Growing up with anxiety in school is an all-too-common experience that perpetuates a cycle of fear and resentment. It’s time to acknowledge and address this narrative that adversely affects our youth’s learning experiences and the education system.

Negative labeling of students can severely impact their confidence and sense of self. As a former “troublemaker,” I know firsthand how difficult it can be to overcome such labeling.

Participating in a restorative justice program allowed me to take responsibility for my actions, repair relationships and gain the confidence I needed to succeed. By providing restorative justice programs, we can help students become positive and engaged members of their school communities.

Restorative justice is an alternative to suspension that involves having those in conflict talk through their issues with a mediator. The goal is for students who have misbehaved to understand any harm they’ve caused and work to repair it and restore relationships. It offers a beacon of hope, a transformative approach prioritizing connection over isolation and understanding over punitive discipline.

Students need to feel that those with power see their life experiences. They should not be subjected to pointless punishment that has no value other than the punishment itself.

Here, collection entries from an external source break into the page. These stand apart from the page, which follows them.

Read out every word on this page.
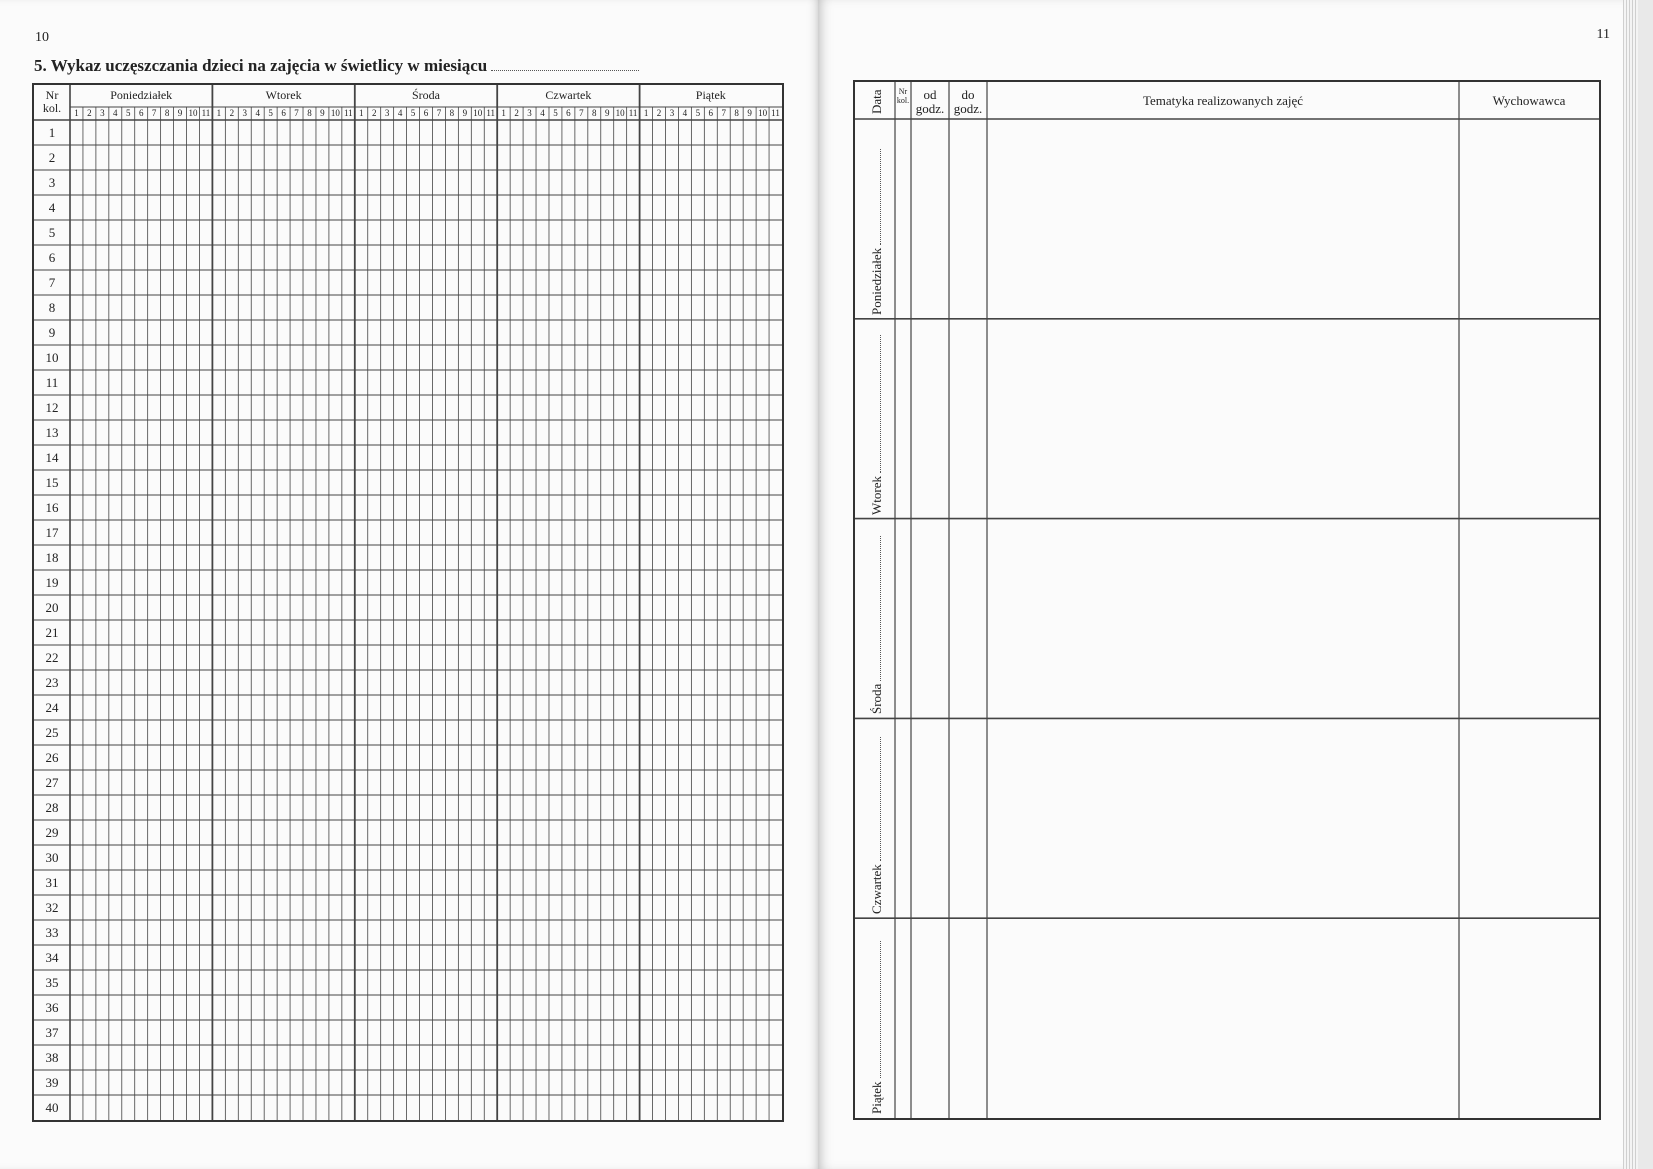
10
5. Wykaz uczęszczania dzieci na zajęcia w świetlicy w miesiącu
Nr
kol.
Poniedziałek
1 2 3 4 5 6 7 8 9 10 11
Wtorek
1 2 3 4 5 6 7 8 9 10 11
Środa
1 2 3 4 5 6 7 8 9 10 11
Czwartek
1 2 3 4 5 6 7 8 9 10 11
Piątek
1 2 3 4 5 6 7 8 9 10 11
1
2
3
4
5
6
7
8
9
10
11
12
13
14
15
16
17
18
19
20
21
22
23
24
25
26
27
28
29
30
31
32
33
34
35
36
37
38
39
40
11
Nr
kol.	od
godz.
do
godz.
Tematyka realizowanych zajęć	Wychowawca
Data
Poniedziałek
Wtorek
Środa
Czwartek
Piątek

Restorative justice empowers students to take responsibility for their actions. Providing a safe dialogue space helps students learn how to communicate effectively, build empathy and establish trust with their peers and teachers. By embracing restorative justice, schools can create a culture of accountability, healing and growth that benefits everyone involved.

But restorative justice is not just about addressing behavior problems; it’s also about addressing the underlying issues driving those behaviors, often stemming from trauma, neglect or systemic injustices. Restorative justice recognizes that everyone has unique circumstances and challenges and deserves personalized support to address their needs. Many students do not have access to the resources needed to address their mental and emotional concerns, and they do not have the proper tools to deal with everything they go through in their lives. Instead, they manifest their struggles through misbehavior. They need someone to recognize their lived experiences and help them confront the sources of their actions.